- Sire: Beau Charmeur
- Grandsire: Le Fabuleux
- Dam: Wish Again
- Damsire: Three Wishes
- Sex: Gelding
- Foaled: 1983
- Country: United Kingdom
- Colour: Bay
- Breeder: William Roland Rothwell
- Owner: Arnold Kaplan, Robert Johnson and David Johnson
- Trainer: Jenny Pitman
- Record: 50: 14 - 5 - 7
- Earnings: £165,341

Major wins
- County Hurdle (1989) Midlands Grand National (1990) Eider Chase (1995) Scottish Grand National (1995)

= Willsford =

British-bred Thoroughbred racehorse

Willsford (1983–1996) was a British Thoroughbred racehorse who was successful under National Hunt rules.

==Background==
Willsford was owned by Arnold Kaplan, Robert Johnson and David Johnson and trained by Jenny Pitman. He was named after a block of flats where Robert and his wife, Janet, and Arnold and his wife, Kathy, all used to live together, Willsford Green in Edgbaston, Birmingham.

==Racing career==
Willsford won the County Hurdle at the Cheltenham Festival as a six-year-old and was then moved up to steeplechases and won the Midlands Grand National at Uttoxeter in 1990.

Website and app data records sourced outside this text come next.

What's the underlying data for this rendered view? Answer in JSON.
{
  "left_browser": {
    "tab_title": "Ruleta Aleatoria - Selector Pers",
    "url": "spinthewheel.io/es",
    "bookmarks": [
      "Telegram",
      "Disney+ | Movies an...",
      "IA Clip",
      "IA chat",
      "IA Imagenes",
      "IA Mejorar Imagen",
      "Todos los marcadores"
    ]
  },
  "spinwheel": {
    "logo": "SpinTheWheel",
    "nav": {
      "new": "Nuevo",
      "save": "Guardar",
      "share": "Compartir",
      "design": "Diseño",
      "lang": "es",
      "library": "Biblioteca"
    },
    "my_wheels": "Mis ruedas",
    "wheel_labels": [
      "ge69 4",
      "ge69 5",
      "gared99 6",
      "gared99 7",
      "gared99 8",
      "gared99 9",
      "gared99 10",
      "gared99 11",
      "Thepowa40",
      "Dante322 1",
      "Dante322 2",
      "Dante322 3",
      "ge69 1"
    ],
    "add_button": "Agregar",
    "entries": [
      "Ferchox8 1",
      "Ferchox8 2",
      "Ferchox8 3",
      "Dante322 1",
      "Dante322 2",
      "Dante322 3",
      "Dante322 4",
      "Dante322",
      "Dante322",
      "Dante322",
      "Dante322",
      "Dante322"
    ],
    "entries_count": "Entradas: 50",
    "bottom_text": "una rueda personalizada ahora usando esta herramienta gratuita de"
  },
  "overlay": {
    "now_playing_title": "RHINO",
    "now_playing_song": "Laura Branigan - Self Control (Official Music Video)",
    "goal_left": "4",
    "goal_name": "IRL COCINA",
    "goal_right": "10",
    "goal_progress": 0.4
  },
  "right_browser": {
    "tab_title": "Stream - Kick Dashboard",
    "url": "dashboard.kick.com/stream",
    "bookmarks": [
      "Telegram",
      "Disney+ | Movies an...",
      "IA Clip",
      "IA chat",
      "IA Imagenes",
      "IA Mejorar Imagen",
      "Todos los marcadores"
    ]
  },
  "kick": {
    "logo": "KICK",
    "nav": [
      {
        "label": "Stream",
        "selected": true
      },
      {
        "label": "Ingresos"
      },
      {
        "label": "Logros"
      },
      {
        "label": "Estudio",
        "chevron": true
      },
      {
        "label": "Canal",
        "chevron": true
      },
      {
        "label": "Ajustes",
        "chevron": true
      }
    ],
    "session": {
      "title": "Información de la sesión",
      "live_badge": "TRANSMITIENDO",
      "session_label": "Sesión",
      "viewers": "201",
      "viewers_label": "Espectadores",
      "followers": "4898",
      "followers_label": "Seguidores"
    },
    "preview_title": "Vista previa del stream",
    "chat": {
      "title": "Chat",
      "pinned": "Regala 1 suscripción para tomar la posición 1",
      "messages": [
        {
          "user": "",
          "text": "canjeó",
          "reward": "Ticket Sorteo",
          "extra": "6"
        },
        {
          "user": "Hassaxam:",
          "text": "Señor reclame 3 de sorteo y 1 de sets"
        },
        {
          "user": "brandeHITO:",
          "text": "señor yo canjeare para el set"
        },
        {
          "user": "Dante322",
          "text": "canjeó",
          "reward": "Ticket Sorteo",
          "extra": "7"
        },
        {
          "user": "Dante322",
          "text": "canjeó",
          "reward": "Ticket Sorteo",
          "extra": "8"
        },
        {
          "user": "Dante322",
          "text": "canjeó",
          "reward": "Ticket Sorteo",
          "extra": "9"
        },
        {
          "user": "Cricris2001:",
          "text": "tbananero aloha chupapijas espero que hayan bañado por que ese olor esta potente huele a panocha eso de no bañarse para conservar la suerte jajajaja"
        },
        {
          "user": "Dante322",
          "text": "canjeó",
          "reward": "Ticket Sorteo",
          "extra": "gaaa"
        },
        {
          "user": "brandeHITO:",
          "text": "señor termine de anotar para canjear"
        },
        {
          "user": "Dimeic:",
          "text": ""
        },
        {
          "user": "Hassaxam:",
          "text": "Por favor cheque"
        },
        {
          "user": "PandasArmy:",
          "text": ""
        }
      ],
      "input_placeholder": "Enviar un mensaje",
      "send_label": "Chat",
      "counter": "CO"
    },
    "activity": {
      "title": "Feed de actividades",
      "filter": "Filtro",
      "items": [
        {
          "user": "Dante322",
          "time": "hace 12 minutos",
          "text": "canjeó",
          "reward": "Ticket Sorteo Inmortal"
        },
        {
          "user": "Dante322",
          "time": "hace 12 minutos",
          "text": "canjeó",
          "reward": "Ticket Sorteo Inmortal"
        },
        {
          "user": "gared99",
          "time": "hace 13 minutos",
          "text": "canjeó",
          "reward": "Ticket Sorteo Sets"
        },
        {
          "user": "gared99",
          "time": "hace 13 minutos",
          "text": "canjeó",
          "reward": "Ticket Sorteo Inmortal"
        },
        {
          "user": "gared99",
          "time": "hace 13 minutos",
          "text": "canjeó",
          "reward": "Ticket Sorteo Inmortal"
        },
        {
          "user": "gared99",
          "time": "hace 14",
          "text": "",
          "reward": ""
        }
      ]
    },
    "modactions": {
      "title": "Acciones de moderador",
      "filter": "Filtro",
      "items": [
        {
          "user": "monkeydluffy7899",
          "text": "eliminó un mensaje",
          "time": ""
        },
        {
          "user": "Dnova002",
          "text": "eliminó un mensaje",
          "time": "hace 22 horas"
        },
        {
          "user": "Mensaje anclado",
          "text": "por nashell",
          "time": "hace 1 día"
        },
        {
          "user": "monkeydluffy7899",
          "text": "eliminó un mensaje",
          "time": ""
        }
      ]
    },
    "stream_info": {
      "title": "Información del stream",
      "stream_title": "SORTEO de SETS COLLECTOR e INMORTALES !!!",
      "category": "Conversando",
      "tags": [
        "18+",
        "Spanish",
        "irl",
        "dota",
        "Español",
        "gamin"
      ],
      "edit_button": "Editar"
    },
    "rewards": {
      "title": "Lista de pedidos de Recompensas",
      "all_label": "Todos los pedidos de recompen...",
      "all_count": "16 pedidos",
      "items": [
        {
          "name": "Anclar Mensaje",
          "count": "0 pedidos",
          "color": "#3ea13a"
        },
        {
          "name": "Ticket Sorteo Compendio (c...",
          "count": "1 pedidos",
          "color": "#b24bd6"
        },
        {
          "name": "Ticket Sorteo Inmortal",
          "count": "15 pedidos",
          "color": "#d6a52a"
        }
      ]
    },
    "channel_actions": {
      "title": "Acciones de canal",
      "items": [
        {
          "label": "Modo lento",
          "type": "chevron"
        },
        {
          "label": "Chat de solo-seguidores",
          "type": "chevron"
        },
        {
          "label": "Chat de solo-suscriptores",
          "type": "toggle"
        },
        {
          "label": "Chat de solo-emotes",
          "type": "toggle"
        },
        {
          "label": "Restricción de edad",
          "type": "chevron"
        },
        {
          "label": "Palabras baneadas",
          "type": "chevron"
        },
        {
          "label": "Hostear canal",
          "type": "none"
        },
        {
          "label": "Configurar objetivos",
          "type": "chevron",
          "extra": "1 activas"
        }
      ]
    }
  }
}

In 1995, at the age of twelve, he became the oldest horse to win the Scottish Grand National.

Willsford had a heart attack and died in a race at Cheltenham Racecourse in November 1996.

There have been a few memorial races held for Willsford at Cheltenham Racecourse.

Willsford made one appearance in the Grand National, finishing 20th in 1992.